Nicole Giacomuzzo et Laurent Carratala, candidats dynamiques et proches de la population, aux élections régionales, sur la liste Front de Gauche.
Pourquoi vous êtes vous engagé sur la liste Front de Gauche ?
Nicole Giacomuzzo : Enseignante, résidente à La Celle, je suis engagée depuis de nombreuses années dans le combat syndical mais les attaques répétées contre le service public et notamment contre l'école, de la maternelle à l'université, m'ont portée à un combat plus profond qui se situe au niveau politique, car ce sont bien des choix politiques qui orchestrent cette destruction de notre système scolaire.Le choix du Front de gauche est pour moi une évidence. Sympathisante communiste depuis toujours, le vote du premier tour doit exprimer un véritable espoir à gauche.
Laurent Carratala : Professeur de géographie et d’histoire,résident au Val, je suis engagé depuis plus de trente ans contre l’injustice sociale et pour essayer de bâtir avec les citoyens une société plus juste, plus solidaire et progressiste où les êtres humains sont au centre du développement économique et pas l’argent. On ne peut plus se contenter d’un politique d’accompagnement, c’est une politique de rupture qu’il nous faut pour la population et pour la planète. Je ne peux plus supporter que quelques millions de personnes décident à la place des citoyens, prélèvent l’essentiel des richesses et dégradent avec égoïsme l’environnement.
Comment se passe la campagne électorale ?
N.G :
J’apprends beaucoup lors de cette campagne. Même si le syndicalisme nous porte à réfléchir sur des questions de société, nous restons malgré tout dans une sorte de "bulle": nous parlons école
entre professeurs. Une campagne électorale nous permet de rencontrer des gens, de leur parler des problèmes de l'école mais aussi et surtout d'être à l'écoute de leurs problèmes. Le travail
syndical nous habitue à la distribution de tracts, à la signature
de pétitions mais je viens de découvrir une autre façon de militer, plus près de la population: le porte à porte par exemple.

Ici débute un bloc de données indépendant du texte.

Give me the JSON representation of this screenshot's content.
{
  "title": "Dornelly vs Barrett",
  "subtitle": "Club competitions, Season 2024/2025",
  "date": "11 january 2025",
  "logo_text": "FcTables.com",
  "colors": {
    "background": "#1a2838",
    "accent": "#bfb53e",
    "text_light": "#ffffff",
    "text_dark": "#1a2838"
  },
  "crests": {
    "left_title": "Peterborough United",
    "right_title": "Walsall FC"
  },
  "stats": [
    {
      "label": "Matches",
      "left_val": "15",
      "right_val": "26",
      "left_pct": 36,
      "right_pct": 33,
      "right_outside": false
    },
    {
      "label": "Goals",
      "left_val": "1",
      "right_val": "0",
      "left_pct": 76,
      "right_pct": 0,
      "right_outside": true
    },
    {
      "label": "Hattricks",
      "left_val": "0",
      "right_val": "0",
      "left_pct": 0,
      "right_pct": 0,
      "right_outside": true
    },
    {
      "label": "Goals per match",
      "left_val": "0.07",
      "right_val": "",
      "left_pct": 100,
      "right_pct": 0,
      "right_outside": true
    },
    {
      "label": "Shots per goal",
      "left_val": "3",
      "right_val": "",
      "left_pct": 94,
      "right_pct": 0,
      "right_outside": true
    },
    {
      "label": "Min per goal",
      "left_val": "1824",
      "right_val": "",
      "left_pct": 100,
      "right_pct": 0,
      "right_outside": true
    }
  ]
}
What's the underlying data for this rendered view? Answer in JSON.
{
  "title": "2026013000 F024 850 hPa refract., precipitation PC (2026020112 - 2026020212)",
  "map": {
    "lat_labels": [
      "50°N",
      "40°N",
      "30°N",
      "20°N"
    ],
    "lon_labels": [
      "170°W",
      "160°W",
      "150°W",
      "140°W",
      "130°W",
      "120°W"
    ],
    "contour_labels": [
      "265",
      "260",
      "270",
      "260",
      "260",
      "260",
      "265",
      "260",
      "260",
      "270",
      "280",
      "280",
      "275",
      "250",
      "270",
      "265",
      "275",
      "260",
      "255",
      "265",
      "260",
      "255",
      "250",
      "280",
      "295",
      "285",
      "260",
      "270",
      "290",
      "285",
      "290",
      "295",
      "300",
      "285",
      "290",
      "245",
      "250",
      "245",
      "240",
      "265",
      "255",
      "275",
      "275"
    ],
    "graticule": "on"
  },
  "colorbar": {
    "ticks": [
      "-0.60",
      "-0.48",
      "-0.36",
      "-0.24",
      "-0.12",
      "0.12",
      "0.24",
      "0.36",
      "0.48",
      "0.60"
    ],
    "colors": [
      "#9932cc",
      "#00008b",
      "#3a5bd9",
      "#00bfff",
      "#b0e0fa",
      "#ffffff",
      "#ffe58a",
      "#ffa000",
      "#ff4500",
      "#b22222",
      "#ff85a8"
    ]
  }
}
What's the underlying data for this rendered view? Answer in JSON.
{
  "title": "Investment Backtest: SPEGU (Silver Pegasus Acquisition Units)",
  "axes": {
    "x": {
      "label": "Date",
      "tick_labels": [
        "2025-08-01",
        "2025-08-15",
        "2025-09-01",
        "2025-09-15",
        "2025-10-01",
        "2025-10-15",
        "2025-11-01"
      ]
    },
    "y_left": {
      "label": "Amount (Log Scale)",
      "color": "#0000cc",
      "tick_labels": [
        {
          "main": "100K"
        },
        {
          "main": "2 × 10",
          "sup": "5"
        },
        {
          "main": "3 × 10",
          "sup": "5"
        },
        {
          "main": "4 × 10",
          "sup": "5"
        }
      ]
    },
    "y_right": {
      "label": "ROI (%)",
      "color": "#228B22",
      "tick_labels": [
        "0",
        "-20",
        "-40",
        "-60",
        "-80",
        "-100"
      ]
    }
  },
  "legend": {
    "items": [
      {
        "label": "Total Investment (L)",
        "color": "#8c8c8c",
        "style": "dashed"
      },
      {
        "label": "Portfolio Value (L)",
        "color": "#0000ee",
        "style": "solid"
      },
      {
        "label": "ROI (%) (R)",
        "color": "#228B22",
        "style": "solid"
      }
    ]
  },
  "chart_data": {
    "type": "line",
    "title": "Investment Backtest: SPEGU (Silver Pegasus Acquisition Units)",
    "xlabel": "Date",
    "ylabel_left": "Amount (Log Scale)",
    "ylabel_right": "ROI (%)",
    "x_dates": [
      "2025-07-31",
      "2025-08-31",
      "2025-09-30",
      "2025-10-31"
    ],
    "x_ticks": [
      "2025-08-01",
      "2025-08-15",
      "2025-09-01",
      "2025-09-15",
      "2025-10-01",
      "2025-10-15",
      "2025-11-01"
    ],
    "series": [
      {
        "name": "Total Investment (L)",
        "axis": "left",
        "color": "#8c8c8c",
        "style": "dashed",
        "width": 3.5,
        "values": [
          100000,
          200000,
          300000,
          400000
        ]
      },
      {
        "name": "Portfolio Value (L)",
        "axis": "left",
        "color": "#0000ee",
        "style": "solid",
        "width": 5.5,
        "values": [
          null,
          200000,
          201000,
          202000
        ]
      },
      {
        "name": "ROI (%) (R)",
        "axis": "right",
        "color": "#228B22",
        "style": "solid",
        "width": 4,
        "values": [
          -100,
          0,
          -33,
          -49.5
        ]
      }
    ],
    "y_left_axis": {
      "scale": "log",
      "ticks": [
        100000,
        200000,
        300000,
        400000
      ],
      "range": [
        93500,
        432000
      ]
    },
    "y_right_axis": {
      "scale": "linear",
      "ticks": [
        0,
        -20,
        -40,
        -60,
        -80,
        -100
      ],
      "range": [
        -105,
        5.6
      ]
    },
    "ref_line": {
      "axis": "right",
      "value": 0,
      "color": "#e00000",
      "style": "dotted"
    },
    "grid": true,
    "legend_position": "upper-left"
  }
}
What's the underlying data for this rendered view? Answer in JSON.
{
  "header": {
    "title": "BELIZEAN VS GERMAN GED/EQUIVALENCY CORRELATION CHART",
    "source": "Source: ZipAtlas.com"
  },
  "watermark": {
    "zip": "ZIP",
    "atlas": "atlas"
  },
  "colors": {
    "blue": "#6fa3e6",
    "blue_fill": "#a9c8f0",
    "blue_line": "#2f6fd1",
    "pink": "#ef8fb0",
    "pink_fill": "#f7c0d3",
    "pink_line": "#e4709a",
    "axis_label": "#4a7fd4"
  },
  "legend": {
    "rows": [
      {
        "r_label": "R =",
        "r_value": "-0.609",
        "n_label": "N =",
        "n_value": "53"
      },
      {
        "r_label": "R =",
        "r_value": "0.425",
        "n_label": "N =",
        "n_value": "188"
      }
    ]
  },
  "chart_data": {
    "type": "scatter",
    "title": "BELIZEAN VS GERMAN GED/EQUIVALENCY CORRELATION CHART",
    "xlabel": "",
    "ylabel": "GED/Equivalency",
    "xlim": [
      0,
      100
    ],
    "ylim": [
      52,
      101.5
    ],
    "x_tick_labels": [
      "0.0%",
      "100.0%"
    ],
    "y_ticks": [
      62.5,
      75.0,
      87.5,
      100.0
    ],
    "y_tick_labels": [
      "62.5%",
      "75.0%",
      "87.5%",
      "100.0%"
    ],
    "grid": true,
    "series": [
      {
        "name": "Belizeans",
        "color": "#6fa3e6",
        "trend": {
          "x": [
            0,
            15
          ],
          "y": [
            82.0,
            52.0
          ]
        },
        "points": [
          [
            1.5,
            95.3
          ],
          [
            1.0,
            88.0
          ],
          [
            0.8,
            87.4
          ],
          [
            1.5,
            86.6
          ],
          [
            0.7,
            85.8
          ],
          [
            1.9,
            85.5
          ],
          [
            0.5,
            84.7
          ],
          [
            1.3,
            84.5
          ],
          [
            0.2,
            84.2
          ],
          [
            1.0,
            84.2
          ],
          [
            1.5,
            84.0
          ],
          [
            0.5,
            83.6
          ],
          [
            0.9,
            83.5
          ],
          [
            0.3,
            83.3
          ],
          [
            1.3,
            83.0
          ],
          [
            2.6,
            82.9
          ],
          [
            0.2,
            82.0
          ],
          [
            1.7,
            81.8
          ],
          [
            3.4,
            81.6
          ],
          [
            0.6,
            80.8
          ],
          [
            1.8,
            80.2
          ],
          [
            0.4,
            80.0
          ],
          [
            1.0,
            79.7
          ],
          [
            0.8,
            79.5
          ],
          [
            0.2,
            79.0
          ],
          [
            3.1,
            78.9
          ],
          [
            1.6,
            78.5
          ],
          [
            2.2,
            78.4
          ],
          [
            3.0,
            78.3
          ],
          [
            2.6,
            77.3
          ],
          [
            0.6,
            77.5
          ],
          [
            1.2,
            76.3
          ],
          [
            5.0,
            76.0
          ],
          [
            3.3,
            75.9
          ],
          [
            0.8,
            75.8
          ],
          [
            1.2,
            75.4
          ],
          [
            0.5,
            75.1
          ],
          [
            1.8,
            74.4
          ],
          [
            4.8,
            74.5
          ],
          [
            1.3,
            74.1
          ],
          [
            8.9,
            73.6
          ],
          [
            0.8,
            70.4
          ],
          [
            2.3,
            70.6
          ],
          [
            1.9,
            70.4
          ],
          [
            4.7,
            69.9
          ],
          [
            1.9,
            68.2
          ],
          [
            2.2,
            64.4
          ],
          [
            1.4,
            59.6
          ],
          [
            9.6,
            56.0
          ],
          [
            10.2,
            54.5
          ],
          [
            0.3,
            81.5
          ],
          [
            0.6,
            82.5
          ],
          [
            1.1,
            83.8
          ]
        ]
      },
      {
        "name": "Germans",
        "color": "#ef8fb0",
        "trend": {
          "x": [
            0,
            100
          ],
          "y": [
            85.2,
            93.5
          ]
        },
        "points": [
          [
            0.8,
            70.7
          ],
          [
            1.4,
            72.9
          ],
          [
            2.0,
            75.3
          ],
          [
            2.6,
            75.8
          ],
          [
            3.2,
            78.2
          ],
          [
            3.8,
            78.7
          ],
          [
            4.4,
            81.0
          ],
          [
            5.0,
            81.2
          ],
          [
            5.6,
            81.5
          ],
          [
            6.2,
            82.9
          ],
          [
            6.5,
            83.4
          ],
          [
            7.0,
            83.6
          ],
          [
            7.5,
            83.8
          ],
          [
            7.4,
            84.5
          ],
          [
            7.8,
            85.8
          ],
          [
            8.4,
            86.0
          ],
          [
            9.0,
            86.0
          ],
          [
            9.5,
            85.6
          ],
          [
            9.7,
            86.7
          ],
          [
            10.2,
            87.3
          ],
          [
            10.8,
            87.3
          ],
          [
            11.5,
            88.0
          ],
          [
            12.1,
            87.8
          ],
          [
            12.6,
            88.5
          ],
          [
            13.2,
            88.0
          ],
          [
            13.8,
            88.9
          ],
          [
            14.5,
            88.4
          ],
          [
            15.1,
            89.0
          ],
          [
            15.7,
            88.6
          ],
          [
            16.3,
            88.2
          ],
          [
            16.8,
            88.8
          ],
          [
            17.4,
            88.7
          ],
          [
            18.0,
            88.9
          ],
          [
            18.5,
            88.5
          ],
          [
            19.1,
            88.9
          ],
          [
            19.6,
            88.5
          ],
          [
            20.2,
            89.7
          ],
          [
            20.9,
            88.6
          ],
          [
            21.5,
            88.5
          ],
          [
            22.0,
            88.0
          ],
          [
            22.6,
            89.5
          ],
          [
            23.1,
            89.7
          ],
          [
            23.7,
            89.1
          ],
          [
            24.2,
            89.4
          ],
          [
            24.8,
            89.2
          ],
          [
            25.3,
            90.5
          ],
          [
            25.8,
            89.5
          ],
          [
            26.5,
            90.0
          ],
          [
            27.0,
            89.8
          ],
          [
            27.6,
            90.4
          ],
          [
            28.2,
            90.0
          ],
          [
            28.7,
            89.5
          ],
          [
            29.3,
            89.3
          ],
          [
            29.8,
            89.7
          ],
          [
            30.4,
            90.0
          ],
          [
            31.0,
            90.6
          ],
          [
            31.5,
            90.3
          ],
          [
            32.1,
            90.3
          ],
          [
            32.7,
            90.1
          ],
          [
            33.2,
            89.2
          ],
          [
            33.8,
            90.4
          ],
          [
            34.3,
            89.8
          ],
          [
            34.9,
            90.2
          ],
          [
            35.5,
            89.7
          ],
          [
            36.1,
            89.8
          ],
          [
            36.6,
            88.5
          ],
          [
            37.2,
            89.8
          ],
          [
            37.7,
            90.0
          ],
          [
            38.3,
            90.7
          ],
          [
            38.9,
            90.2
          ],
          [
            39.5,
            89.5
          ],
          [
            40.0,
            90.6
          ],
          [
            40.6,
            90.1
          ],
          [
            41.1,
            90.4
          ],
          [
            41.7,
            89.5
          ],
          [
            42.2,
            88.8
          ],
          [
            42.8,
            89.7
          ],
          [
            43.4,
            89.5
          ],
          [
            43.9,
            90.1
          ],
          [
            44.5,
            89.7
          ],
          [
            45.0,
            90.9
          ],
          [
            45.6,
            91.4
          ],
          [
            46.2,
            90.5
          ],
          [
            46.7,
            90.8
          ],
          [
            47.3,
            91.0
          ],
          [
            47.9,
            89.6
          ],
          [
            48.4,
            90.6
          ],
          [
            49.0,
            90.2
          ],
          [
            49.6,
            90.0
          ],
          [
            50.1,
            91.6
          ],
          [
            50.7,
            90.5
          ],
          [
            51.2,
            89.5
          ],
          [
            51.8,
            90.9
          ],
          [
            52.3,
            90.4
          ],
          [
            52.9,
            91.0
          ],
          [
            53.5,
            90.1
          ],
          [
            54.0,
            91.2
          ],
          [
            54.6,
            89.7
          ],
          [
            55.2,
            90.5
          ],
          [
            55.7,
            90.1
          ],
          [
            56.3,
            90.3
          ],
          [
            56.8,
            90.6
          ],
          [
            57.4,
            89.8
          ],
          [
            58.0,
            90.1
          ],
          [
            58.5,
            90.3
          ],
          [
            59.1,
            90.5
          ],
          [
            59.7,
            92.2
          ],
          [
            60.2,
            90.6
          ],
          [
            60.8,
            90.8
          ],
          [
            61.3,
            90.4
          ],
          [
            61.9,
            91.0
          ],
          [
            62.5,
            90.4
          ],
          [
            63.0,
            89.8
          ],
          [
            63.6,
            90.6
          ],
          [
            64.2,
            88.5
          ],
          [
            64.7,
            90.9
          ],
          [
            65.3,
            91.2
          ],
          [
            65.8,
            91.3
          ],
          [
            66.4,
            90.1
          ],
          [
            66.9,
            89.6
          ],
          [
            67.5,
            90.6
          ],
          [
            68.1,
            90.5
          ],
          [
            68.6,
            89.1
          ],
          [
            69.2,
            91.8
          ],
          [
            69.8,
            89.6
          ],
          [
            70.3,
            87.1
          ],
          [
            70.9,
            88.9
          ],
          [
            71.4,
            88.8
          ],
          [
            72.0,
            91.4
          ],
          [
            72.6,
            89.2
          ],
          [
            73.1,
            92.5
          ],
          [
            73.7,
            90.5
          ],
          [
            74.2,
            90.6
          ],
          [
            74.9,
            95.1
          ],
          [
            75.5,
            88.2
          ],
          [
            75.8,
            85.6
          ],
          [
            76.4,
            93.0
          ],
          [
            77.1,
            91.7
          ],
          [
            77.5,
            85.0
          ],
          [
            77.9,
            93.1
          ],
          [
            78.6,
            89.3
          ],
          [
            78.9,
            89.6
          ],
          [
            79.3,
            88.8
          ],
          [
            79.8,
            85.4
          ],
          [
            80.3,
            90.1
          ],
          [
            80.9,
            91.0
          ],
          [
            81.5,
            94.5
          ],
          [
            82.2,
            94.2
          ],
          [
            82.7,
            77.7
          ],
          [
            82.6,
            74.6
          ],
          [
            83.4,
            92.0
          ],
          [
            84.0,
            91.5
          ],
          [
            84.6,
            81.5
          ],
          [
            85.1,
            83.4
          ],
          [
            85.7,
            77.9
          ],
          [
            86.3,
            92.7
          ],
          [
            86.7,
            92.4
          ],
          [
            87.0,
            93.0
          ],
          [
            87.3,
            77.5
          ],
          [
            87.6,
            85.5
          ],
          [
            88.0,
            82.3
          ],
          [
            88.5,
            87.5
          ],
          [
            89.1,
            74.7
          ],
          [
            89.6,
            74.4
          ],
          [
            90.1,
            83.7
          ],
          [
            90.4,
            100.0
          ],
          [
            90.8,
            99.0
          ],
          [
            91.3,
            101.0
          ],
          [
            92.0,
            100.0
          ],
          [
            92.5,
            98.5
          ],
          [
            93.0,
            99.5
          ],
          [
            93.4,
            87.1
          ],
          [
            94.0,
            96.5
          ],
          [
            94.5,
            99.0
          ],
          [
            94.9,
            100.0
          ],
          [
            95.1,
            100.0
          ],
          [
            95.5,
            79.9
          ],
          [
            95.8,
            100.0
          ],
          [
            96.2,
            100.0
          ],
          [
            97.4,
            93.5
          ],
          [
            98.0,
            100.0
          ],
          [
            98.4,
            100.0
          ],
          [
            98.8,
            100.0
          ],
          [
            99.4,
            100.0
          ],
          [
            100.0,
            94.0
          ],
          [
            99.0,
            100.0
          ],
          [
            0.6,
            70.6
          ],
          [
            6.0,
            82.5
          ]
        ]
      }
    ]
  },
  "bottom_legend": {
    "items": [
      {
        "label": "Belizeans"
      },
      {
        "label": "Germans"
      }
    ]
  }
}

L.C : Lorsqu’on travaille ce n’est pas facile de s’investir davantage. J’ai rencontré depuis plus de deux mois des salariés aux portes des zones industrielles et artisanales (Nicopolis et les Consacs), des parents d’élèves devant les écoles, des familles aux portes à portes, des retraités, des femmes, des jeunes, … Nombreux sont ceux vivent dans la précarité et l’angoisse de perdre leur emploi. Parfois, ils sont découragés, mais aussi prêt à lutter car « ils ne veulent plus continuer à vivre de cette manière là, il faut que cela change, il faut une politique alternative, avec des hommes et des femmes élus qui vivent comme nous et qui connaissent la réalité de la vie »
Quels sont les problèmes soulevés par la population ?
N.G :
Lors de ces rencontres les gens nous font part de leurs difficultés : emploi, précarité, chômage, retraites de misère après une vie de travail, mal-être des jeunes, logement...Très souvent on
entend dire "ça va craquer", ça ne peut plus durer comme ça"...L'exemple grec soulève de nombreuses craintes.
L.C : Une multitude de problèmes sont abordés par les personnes rencontrées. Les salaires et les retraites sont misérables. Les loyers sont trop élevés par rapport aux revenus. Les transports en communs doivent être plus nombreux à des tarifs abordables. Les loisirs et les sorties doivent être à la portée de tous. Les services publics doivent préservés et développés. « Comment peut-on envisager la fermeture de l’hôpital de Brignoles, c’est inadmissible, on ne les laissera pas faire ». « Ils veulent tout détruire pour l’argent »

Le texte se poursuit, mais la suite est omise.